RÉFLEXIONS pour Mt 21:28-32
La courte parabole de Jésus sur les deux fils illustre on ne peut mieux l'une des lois fondamentales de la vie spirituelle : une intention véritable est celle que l'on mène jusqu'à son accomplissement. On pourrait bien sûr dire que même l'accord théorique de l'un des fils, qui s'était empressé d'exprimer sa volonté de suivre celle de son père, a son importance. On pourrait aussi faire remarquer que ce fils, qui finalement n'a pas tenu sa promesse, n'avait peut-être nullement l'intention de tromper son père.

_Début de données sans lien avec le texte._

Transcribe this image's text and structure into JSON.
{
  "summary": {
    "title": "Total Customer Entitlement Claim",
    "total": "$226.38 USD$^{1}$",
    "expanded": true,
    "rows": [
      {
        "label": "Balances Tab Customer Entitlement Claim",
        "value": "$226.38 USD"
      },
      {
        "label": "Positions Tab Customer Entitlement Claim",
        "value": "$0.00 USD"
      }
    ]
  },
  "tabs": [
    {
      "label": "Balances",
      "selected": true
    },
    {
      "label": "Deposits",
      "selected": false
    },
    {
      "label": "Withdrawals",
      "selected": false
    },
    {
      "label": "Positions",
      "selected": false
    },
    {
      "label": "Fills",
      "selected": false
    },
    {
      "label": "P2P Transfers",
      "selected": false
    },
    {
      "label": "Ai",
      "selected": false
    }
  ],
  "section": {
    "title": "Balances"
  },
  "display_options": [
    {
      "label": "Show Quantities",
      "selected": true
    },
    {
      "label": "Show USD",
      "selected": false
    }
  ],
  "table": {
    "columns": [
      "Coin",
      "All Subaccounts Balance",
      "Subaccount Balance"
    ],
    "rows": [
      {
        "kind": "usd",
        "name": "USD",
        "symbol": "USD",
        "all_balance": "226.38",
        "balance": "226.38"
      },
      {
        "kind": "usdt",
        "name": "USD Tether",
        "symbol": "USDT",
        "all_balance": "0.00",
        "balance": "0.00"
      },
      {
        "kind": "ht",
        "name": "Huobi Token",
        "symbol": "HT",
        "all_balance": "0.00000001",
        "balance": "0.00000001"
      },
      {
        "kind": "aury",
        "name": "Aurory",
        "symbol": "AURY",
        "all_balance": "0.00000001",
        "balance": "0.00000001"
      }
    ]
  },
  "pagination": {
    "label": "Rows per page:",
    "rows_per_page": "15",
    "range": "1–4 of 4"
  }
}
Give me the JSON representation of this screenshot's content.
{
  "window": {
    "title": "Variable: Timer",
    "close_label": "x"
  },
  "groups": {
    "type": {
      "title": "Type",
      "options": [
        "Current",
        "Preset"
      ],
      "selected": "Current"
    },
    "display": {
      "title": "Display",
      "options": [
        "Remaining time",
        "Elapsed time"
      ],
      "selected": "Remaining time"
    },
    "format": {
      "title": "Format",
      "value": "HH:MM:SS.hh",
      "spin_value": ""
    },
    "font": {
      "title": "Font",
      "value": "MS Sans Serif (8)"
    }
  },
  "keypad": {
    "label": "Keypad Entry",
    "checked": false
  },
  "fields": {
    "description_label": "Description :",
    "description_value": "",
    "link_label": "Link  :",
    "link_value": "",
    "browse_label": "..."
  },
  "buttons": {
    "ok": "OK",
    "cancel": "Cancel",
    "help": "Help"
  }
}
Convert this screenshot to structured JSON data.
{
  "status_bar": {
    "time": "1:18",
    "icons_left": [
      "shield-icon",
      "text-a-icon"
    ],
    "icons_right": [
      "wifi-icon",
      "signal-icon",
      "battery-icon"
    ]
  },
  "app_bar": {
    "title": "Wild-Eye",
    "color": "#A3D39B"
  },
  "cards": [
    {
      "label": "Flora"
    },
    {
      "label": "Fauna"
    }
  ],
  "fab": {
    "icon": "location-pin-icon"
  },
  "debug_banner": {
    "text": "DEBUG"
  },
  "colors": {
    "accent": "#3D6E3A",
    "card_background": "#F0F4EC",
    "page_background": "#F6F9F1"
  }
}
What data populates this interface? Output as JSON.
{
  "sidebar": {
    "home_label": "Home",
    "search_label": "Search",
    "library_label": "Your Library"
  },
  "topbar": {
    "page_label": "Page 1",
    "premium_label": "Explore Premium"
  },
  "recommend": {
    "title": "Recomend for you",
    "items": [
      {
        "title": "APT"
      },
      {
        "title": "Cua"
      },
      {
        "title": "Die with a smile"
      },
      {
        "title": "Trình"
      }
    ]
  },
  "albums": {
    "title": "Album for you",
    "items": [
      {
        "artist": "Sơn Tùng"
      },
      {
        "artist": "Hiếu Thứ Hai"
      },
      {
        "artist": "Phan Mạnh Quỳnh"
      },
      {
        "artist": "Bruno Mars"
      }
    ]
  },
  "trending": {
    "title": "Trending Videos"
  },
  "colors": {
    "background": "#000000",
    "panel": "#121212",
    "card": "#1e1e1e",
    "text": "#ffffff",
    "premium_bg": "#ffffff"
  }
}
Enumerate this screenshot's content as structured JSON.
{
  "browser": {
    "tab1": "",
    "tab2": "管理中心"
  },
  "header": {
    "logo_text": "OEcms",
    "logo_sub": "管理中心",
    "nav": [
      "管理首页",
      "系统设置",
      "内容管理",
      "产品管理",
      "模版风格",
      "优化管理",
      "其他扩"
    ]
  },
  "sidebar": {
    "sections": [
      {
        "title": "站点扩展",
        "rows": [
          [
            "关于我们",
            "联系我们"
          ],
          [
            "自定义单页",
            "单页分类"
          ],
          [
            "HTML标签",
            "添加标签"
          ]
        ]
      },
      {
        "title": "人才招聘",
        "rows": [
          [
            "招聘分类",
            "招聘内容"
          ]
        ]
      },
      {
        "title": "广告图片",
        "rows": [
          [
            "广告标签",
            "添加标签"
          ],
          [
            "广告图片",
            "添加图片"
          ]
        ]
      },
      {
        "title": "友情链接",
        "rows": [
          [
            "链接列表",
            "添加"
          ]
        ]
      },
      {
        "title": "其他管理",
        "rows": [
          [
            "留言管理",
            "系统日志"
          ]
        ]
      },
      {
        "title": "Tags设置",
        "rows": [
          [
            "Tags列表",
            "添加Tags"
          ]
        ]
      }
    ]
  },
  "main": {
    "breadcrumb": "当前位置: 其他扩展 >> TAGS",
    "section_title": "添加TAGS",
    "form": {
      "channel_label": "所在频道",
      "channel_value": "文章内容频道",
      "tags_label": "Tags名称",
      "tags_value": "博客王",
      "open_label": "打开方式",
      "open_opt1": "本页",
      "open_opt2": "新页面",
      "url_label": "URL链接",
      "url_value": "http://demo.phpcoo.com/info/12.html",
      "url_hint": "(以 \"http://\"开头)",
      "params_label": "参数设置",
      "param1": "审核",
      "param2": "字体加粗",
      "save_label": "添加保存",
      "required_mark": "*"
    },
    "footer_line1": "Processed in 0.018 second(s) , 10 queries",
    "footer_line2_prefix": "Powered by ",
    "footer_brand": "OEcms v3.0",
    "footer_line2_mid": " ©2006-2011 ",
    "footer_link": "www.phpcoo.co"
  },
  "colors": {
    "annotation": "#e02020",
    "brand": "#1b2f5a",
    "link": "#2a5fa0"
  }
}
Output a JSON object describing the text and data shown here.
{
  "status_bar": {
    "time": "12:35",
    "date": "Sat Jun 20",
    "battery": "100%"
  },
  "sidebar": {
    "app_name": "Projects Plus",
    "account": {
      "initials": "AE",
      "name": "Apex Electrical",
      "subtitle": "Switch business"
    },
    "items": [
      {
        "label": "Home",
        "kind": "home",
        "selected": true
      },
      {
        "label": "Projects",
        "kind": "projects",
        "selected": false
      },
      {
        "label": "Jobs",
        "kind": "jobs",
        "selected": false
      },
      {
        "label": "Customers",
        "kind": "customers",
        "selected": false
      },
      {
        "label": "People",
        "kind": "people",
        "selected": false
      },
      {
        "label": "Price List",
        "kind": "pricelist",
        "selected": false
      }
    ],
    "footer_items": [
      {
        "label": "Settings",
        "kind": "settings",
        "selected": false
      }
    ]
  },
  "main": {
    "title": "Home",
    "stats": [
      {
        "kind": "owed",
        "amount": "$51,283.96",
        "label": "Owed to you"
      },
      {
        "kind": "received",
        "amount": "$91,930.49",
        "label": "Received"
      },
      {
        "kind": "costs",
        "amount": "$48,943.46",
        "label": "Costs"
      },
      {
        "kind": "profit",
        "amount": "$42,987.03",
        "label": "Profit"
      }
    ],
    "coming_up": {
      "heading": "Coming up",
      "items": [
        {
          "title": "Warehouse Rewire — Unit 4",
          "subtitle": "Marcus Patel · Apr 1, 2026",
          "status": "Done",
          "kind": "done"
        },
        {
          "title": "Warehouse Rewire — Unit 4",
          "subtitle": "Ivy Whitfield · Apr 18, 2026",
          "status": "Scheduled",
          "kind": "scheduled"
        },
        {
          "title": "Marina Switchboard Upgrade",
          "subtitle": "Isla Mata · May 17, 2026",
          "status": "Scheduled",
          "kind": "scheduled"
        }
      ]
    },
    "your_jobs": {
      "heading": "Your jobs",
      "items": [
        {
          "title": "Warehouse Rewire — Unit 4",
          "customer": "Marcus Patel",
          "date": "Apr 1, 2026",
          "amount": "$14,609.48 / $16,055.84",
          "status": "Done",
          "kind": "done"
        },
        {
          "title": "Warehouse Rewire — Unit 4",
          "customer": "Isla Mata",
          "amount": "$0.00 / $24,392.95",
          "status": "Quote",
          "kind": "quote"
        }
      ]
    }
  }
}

Combien de fois est-il arrivé à chacun de nous que des projets et des intentions apparemment bons restent finalement sans suite, non pas à cause de circonstances extérieures ni parce que nous y avions renoncé, mais simplement parce que nous les avions oubliés, sans même remarquer comment ni quand cela s'était produit ? Et cela arrive souvent précisément à des gens tout à fait respectables, convenables et prospères.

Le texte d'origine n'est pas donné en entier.